La piste est d'abord très large et bien stabilisée. De nombreux engins de chantier attestent du fait que le goudronnage est prévu pour bientôt. Mais petit à petit les choses se dégradent : chaussée plus étroite, ponts en bois au lieu d'être en béton... Les villages traversés se composent de maisons en bois et ne respirent guère l'opulence.
Devant nous, soudain, un pick-up en travers de la route : il n'a plus de roue à l'avant gauche. Le conducteur nous explique qu'il l'a perdue en roulant. Enfin, perdue, c'est une façon de parler puisqu'elle se trouve maintenant dans la benne. Par contre, l'écrou qui la maintenait en place a disparu. Rémi regarde.
- Vous avez aussi perdu le système de freinage ? S'étonne-t-il.
- Non, répond l'autre très calmement, il n'y en avait pas. Je l'ai enlevé...
Evidemment, tout le monde sait que les freins ne servent à rien sur un véhicule, surtout à l'avant !

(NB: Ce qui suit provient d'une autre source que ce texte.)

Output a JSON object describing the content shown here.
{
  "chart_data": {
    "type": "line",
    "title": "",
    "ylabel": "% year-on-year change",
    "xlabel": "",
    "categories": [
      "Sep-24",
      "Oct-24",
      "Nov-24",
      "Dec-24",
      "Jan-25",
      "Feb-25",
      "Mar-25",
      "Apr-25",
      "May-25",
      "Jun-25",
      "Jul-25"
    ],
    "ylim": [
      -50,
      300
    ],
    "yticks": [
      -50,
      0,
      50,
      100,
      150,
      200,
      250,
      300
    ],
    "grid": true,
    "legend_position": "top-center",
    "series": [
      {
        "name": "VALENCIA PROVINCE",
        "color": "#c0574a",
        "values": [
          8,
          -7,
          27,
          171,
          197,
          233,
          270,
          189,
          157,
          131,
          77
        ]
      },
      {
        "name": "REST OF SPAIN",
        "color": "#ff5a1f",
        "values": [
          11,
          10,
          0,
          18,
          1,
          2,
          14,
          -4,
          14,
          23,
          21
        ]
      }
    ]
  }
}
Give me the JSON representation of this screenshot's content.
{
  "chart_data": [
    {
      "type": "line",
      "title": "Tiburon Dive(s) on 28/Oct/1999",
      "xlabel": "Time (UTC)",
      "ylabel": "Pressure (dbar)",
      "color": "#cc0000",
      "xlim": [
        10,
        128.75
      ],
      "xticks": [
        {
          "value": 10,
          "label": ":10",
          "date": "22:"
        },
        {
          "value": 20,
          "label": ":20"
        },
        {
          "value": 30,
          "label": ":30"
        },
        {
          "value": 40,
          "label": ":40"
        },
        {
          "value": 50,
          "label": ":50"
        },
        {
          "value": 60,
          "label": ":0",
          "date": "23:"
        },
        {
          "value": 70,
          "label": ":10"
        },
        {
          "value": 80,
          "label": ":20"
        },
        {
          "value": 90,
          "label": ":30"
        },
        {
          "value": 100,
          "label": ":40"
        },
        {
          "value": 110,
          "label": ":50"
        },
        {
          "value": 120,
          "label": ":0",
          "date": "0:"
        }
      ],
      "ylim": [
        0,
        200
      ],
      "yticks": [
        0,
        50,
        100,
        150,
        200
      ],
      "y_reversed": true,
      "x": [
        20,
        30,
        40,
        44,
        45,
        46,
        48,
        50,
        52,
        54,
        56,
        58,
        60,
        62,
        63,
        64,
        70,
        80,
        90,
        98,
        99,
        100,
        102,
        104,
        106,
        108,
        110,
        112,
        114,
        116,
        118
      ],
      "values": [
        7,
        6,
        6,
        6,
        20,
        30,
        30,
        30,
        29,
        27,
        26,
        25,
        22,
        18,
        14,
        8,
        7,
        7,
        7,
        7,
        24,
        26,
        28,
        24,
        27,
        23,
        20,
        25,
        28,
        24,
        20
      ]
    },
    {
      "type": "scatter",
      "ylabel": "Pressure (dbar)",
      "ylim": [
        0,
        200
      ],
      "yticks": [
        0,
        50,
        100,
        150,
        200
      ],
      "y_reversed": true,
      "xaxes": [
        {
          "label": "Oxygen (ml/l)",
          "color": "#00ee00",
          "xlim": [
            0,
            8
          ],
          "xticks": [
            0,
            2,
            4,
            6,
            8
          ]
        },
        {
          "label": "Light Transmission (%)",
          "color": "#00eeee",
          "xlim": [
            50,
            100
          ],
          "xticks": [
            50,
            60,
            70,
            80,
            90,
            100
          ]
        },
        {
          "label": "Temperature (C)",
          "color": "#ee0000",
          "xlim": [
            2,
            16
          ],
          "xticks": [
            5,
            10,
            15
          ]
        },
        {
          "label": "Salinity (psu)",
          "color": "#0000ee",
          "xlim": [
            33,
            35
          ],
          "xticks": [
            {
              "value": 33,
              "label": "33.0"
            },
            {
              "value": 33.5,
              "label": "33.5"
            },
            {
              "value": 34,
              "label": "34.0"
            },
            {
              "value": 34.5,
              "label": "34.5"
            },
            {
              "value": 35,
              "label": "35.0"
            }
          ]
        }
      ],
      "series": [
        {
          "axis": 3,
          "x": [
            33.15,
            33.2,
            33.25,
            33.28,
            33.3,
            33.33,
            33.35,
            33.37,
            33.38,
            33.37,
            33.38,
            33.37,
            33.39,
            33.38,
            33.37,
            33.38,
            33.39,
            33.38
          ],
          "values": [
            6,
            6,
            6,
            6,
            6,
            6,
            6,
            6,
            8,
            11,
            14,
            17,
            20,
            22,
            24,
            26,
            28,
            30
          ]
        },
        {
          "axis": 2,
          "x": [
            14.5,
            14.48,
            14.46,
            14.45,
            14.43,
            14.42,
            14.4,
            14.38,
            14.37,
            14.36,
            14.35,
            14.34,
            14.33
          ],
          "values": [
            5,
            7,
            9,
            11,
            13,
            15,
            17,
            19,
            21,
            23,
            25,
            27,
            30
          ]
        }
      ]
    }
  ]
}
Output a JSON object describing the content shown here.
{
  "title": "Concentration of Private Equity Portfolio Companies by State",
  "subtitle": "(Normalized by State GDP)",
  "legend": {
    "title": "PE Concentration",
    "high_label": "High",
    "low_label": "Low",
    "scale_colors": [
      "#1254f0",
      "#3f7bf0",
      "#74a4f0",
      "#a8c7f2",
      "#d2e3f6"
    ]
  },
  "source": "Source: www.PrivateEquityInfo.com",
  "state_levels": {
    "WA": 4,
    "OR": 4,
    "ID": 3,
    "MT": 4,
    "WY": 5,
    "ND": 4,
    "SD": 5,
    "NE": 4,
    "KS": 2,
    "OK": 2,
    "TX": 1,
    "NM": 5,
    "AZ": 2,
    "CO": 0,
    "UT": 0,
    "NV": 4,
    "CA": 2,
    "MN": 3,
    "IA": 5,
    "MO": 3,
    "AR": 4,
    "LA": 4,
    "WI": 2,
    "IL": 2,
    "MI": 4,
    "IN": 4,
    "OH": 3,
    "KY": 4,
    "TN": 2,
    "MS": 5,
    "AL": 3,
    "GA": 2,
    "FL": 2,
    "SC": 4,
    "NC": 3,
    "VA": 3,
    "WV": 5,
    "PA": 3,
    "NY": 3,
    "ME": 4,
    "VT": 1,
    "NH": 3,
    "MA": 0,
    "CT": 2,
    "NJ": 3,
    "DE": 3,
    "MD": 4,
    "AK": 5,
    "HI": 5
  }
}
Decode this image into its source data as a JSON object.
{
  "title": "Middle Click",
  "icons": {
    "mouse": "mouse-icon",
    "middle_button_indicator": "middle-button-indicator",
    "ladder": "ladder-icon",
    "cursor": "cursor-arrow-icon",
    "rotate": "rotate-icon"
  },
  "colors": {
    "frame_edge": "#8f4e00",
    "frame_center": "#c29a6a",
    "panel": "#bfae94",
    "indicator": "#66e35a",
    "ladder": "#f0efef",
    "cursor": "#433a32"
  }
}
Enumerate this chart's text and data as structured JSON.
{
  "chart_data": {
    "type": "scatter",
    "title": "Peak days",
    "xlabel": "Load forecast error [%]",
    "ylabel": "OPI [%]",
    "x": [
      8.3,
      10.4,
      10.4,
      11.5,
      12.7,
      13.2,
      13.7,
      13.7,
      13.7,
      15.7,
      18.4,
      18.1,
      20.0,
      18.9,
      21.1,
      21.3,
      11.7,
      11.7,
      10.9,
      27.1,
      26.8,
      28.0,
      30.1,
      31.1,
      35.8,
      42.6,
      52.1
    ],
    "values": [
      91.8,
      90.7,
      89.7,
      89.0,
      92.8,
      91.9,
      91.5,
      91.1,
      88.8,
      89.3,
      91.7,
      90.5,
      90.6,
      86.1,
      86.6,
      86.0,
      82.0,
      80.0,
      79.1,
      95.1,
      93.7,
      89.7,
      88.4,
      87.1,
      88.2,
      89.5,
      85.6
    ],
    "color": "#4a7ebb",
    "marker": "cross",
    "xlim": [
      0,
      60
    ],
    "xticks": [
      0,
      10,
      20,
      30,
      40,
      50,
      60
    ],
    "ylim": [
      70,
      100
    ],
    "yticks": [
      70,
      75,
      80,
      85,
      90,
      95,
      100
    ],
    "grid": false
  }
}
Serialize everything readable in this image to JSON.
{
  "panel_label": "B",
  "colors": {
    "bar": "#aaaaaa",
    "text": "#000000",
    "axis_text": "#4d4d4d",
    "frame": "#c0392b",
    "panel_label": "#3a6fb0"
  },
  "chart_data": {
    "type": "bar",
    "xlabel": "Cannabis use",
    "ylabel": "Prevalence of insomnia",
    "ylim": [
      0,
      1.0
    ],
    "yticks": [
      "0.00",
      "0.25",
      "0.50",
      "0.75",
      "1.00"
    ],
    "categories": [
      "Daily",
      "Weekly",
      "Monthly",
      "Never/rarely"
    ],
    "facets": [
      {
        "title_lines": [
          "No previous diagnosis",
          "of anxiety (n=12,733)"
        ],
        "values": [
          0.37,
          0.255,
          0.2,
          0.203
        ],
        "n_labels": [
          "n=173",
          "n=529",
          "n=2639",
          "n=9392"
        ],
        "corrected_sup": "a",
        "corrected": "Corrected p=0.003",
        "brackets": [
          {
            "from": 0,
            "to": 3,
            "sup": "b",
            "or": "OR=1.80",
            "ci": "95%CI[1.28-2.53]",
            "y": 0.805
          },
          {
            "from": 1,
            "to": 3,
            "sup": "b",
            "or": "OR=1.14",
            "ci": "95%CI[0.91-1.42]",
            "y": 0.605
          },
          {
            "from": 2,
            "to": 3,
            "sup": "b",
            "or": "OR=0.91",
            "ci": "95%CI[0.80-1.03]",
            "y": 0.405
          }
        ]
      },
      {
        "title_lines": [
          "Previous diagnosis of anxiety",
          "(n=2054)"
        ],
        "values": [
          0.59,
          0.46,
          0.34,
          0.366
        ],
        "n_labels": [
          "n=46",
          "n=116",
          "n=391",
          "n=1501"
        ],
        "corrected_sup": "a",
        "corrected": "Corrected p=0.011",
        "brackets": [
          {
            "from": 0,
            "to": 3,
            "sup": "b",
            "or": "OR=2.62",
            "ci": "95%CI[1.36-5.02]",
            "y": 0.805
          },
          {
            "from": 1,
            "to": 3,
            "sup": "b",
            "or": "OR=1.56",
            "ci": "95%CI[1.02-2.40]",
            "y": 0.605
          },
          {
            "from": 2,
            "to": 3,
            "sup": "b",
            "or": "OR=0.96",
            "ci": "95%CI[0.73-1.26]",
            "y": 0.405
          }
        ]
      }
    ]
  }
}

Une grande zone au nord de Macapá est "terre indigène". L'arrêt y est interdit. Pour protéger les indiens qui y vivent, sans doute. Mais ils n'ont pas besoin de notre passage pour être pollués par la civilisation : ici comme ailleurs, les antennes satellite sont nombreuses.
La forêt se fait de plus en plus envahissante. Plus dense aussi. Elle semble même impénétrable. La nuit tombée, toutes sortes de bruits s'élèvent autour de notre petit fourgon stationné au pied d'arbres gigantesques. La vie semble grouiller partout.
A Oiapoque, nous nous mettons en quête de la barge qui doit nous faire traverser le fleuve. Car il y en a une, même si la gendarmerie de Cayenne nous a soutenu le contraire. Mais c'est vrai qu'elle se trouve au Brésil...
Après quelques heures de recherche, il faut bien se rendre à l'évidence : la barge existe bel et bien mais comme il y en a une seule les prix sont ahurissants. On nous annonce en effet 160 € pour une traversée qui ne devrait pas excéder une heure de temps, alors que les quarante heures de Belém à Macapá nous avaient coûté à peine 136 €... Rémi réussit malgré tout à faire un peu baisser le tarif. Ce sera "seulement" 130 €. Ou plutôt 145 USD puisque c'est la seule monnaie dont nous disposons. Départ prévu le lendemain après-midi.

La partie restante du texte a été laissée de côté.